青コリが書く雑文。ブラゲからガジェットまで

カネボウの美白成分ロドデノール含有化粧品被害の皮膚科学会の診療指針を一般向けにまとめてみた。

医療 医療-スキンケア

日本皮膚科学会のホームページに「ロドデノール含有化粧品の使用後に生じた皮膚障害に対する診療の手引き及び一次調査表について」というタイトルでカネボウ化粧品の情報が載っております。

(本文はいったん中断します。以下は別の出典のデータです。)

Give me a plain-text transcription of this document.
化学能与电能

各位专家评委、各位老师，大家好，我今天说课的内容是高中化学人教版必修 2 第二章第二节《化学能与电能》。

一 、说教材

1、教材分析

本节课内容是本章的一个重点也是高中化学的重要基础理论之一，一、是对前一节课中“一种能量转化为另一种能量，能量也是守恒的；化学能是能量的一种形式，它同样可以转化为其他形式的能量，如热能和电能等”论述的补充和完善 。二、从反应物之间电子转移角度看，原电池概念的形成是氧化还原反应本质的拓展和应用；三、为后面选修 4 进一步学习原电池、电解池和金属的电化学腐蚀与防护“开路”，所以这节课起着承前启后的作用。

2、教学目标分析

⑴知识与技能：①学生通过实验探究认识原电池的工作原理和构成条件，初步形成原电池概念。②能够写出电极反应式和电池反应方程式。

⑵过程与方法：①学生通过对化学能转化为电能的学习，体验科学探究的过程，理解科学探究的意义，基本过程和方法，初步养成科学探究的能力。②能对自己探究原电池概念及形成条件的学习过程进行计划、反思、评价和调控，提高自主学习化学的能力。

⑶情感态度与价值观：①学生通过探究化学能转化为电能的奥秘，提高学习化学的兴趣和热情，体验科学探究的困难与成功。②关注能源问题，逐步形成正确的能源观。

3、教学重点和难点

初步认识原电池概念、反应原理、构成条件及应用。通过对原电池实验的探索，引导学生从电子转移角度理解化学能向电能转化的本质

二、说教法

医療従事者向けでわかりにくいのでかなり削ることになりましたが一般の人が分かるようにまとめてみました。

 

原因成分のロドレノールって何?

メグスリノキなどに含まれるフェノール化合物物質で、チロシナーゼ活性阻害作用を有しています。そのため、メラニン生成抑制作用があり色素沈着部位の色調が改善するという美白効果があります。

 

臨床症状の特徴

・後天的に不完全脱色素斑が出現

・好発部位は頚部側面、顔面

・脱色素斑はまだらな事が多く、色素脱失の程度はさまざま

光線との関連性が示唆される症例がある。

・全ての症例で使用部位に一致した脱色素斑を生じているのが特徴。

 

診断書などについて

・現在、製品の自主回収や会社に報告するために診断書は必要ではない。

・今後、(株)カネボウ化粧品が診断書の提出を求める場合が生じれば、書き

方を統一し不利益が生じないように対策を行う予定。

 

予後

半年から1年で回復したという症例が多い。

・しかし、結論はでていない。

・病態が不明であり、絶対に治るといいきれない状況。

 

カネボウの対応

現在(株)カネボウ化粧品が申し出のあった方を訪問し、症状を確認しています。

 

その他の美白化粧品について

他の美白剤で同じ症状が出現するリスクがまったくないとはいえない

 

紫外線防御が必要か

・化粧品の使用と紫外線照射に発症との関連性が疑われている。

日焼けはしないほうが良い。

 

保険、補償などについて

・治療と検査は保険診療で対応。

・自己負担分の費用に対する企業からの補償などは、今後患者と企業で交渉を行う。